Solar Turbines
Le classement large « gestion des environnementaux » de WattsMonde recouvre aussi les équipements critiques des chaînes pétrolières, gazières et électriques : Solar Turbines Incorporated, filiale américaine de Caterpillar basée à San Diego, en est l’incarnation — ni startup française homonyme, ni acteur du photovoltaïque.
À propos de Solar Turbines
1. Modèle économique
Solar Turbines vend des turbines à gaz et gaz-diesel, compresseurs, pièces et services (dont remanufacturing avec la marque Solar® citée dans les comptes de durabilité du groupe). La maison mère Caterpillar enregistre pour 2025 un chiffre d’affaires consolidé de 67,6 Md$ (+4 % sur 2024), dont une part significative portée par le segment « Power & Energy » : au quatrième trimestre 2025 seulement, ce segment affiche 9,4 Md$ de ventes (+23 %), avec la sous-rubrique pétrole et gaz portée par « turbines et services associés » et la sous-rubrique production d’électricité dopée par les très gros moteurs pour applications data centers, turbines comprises. Sur l’année, la marge opérationnelle du groupe resserre à 16,5 % contre 20,2 % en 2024, signe d’une pression coûts (tarifs, restructuration rail évoqués dans le même communiqué) malgré la taille record du CA. Solar Turbines, elle, n’est pas ventilée en ligne de compte publique : le levier de lecture reste la dynamique Power & Energy et l’écosystème compresseurs/gaz naturel. En parallèle, 7,9 Md$ ont été retournés aux actionnaires en 2025 (rachats et dividendes), ce qui structure le dialogue financier du groupe au-delà des discours « transition ».
2. Impact réel
L’empreinte climat du cœur de métier est structurellement liée à la combustion de méthane et de liquids gaziers dans des applications souvent proches des pertes et du midstream : les offres « durabilité » du fabricant ciblent la gestion des émissions (NOx, méthane compresseur) et la carburation bas-carbone, mais n’effacent pas le carbone fossile du burn. Côté scopes « corporate » de Caterpillar, le groupe revendique sur son tableau objectifs 2030 une baisse de 34 % des émissions absolues scope 1 et 2 par rapport à 2018 — chiffre à lire comme bilan d’usines Cat, pas comme bouclier naturel pour chaque MWh produit par des turbines en bout de réseau. Pour l’Europe, où la Programmation pluriannuelle de l’énergie tend à sortir les combustibles fossiles du mix et où les démonstrations « gaz 100 % hydrogène » relèvent encore d’expérimentations type HYFLEXPOWER, Solar Turbines se situe plutôt dans la logique de flexibilité gaz–hydrogène chère aux réseaux nord-américains pressés par la charge des IA qu’en boucle fermée décarbonée à la française.

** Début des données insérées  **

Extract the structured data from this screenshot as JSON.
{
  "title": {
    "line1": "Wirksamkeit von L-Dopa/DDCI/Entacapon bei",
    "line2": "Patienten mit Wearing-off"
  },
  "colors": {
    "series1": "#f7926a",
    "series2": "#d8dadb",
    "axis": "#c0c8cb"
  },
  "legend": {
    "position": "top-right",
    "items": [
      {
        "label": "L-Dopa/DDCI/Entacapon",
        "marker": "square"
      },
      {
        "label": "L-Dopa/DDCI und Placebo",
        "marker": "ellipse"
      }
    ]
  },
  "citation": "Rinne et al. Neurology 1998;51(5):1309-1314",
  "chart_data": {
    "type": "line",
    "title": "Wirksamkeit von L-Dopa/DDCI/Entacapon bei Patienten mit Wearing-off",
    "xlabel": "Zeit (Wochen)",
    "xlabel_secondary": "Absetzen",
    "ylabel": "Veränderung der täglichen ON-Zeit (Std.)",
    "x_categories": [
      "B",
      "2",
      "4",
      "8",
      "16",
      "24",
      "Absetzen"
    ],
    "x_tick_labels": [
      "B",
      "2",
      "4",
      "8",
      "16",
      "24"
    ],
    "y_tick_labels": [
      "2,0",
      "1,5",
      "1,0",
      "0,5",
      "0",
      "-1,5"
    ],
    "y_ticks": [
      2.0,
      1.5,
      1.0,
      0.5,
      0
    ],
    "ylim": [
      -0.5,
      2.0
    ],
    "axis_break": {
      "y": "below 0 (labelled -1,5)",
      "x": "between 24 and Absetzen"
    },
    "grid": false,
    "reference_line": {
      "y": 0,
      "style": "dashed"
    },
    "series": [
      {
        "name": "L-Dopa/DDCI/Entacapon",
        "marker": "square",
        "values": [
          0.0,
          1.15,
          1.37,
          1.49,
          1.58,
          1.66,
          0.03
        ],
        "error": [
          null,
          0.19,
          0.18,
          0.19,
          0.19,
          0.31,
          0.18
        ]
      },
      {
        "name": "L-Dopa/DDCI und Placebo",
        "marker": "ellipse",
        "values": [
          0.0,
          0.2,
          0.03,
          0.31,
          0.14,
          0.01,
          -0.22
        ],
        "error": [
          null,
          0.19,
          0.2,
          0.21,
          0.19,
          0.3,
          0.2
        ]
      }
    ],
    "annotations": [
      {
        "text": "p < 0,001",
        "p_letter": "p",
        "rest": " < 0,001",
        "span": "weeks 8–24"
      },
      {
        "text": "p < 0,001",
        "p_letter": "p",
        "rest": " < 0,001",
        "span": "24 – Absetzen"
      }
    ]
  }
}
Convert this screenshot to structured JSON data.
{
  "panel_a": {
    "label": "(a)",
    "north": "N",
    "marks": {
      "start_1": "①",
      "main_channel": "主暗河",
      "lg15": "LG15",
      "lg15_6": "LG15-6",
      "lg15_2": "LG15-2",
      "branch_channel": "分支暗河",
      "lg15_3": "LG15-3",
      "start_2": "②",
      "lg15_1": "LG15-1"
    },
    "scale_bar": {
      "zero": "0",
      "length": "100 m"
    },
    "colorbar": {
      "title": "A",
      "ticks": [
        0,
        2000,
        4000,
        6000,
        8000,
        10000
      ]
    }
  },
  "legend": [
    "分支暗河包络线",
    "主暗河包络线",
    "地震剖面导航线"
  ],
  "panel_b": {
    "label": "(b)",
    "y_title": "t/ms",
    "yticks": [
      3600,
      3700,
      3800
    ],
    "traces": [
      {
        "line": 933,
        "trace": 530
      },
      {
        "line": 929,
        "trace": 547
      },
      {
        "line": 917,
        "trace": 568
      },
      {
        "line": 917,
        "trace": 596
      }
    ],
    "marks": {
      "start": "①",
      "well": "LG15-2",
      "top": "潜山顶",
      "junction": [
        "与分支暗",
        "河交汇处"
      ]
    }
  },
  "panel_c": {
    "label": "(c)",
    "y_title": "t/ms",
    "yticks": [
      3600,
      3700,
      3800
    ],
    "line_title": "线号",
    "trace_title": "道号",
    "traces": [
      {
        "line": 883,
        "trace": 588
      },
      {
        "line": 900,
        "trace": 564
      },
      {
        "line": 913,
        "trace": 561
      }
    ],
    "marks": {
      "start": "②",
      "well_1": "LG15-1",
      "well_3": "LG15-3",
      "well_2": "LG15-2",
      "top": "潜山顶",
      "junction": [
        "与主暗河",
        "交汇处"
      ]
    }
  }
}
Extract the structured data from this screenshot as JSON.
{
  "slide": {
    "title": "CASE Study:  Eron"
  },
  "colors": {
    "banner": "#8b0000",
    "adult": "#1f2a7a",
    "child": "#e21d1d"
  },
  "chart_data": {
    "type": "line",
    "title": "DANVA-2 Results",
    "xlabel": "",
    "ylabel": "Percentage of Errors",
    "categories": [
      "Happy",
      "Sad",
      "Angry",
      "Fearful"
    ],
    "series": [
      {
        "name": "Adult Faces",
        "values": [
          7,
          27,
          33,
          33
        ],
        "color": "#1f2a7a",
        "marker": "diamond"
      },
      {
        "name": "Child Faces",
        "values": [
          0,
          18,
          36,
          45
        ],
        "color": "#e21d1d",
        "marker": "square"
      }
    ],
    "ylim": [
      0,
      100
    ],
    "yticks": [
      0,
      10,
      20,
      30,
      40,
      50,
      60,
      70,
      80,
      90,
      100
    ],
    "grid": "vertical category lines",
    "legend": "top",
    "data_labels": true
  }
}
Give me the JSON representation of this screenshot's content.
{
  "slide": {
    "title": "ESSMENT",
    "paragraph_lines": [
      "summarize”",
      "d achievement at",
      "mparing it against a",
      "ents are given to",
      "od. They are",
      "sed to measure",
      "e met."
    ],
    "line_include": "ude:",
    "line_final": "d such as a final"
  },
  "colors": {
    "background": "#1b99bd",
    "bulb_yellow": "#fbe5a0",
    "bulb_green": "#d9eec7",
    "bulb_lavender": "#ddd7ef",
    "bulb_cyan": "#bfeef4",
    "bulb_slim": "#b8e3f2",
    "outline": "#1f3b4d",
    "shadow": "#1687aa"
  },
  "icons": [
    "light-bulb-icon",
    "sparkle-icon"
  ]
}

3. Innovations / partenariats
Sur le registre produit, le groupe plaide des « sustainable energy solutions » avec, côté marché, une accélération visible des ventes liées aux datacenters dans les comptes Power & Energy. Solar Turbines met en avant des tests de mélanges gaz–hydrogène avec Chevron et des briques comme la technologie CATCH4 de réduction des fuites de méthane sur compresseurs. Le volet intégration infrastructure s’est matérialisé par un communiqué commun avec Vertiv et Caterpillar sur des architectures de refroidissement/énergie résilientes pour data centers — aligné avec la lecture sectorielle de l’EPA sur une flambée de projets de centrales gaz pour alimenter les data centers. Côté client infra, des opérateurs comme Solaris annoncent en mars 2026 le verrouillage d’environ 500 MW de capacité gaz additionnelle via des créneaux de livraison de turbines jusqu’en 2029, illustrant la tension « time-to-power » qui profite aux turbine-makers.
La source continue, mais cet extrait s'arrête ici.